Burke argues that the new technologies of the Information Age are in fact rendering old ways of thinking, learning and using knowledge obsolete. What is becoming crucial is "the ability to pinball around through knowledge and make imaginative patterns." This ability, he suggests, may even serve to offer a new definition of intelligence, as we find ourselves adapting to accelerating rates of change on the ever-evolving information superhighway.

There is much truth in Burke's view of both history and the future, but his vision suffers from one glaring blind spot.
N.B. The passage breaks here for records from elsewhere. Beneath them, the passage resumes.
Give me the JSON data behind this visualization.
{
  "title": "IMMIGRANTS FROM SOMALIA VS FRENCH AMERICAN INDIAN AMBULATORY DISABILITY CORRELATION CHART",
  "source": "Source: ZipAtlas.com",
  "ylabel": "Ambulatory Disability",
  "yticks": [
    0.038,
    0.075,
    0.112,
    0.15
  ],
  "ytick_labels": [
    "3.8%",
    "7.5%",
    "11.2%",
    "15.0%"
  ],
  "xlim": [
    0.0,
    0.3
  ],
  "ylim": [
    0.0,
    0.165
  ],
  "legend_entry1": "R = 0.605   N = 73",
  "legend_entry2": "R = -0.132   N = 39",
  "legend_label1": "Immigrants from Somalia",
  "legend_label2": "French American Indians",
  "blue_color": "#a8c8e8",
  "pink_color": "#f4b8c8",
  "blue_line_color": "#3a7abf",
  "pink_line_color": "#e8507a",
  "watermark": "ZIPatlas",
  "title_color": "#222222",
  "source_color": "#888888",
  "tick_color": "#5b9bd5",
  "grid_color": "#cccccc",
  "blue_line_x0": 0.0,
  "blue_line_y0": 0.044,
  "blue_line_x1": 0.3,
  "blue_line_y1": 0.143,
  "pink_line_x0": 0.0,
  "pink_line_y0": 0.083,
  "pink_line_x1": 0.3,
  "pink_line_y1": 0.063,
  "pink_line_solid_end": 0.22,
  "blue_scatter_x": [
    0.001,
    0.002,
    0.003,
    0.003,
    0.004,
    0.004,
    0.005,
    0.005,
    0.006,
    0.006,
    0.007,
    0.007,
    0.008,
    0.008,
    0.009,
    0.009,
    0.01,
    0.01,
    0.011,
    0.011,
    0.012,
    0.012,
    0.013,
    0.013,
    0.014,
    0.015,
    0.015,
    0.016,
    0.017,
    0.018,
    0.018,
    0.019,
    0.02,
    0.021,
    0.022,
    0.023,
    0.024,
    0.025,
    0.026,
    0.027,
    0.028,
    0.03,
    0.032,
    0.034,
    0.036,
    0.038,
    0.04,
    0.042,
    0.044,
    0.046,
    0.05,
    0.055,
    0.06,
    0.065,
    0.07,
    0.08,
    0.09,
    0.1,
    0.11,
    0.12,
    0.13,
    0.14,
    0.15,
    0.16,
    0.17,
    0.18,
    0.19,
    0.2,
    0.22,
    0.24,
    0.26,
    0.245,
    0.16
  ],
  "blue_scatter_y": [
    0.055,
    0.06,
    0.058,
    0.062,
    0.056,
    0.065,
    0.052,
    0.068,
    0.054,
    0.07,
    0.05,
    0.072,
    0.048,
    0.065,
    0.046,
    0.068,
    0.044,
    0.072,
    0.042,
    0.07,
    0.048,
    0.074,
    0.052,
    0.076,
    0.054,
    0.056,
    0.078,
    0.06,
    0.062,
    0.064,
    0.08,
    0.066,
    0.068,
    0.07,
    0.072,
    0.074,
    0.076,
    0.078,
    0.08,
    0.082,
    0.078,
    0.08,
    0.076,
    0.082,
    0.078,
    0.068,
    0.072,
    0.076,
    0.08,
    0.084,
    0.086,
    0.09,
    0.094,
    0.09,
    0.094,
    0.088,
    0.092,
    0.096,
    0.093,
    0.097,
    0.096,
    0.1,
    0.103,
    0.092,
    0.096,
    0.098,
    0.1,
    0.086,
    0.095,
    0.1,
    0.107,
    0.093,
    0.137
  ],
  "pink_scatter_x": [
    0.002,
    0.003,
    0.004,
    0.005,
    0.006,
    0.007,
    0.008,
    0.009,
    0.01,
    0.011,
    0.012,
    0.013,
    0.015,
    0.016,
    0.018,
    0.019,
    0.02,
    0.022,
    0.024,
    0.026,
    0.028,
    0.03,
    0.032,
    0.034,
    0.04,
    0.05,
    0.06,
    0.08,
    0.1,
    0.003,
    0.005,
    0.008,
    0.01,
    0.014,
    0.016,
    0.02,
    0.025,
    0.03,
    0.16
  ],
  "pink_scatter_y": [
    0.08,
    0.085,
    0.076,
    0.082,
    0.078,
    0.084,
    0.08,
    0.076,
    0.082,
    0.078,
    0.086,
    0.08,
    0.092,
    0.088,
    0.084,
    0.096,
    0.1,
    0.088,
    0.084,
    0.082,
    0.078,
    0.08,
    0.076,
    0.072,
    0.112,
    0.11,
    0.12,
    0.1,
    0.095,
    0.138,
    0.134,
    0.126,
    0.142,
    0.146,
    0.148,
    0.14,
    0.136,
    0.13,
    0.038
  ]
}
The world he sees is a garden full of flowering technologies, where scientists sit like songbirds on the tree of knowledge, and all their sweet songs succeed in making life more pleasant. We get plastics without pollution, air-conditioning without an ozone hole, new drugs without side effects or resistant microbes. In a book so brilliantly focused on the interconnection of things, one would expect the author to notice that the fruits of knowledge sometimes are contaminated with pesticides. Burke's enthusiasm is what makes his writing so entertaining, but it is also the source of his limitation. "Thanks to the marvels of modern science," he writes, "the instant meal (with all its artificial flavoring and added nutritional value) is even better than the real thing." Is there a vegetable gardener reading this who could invite Mr. Burke down from the tree of knowledge and offer him a freshly picked salad for lunch?

Paul Trachtman writes about science and other topics from his home in New Mexico.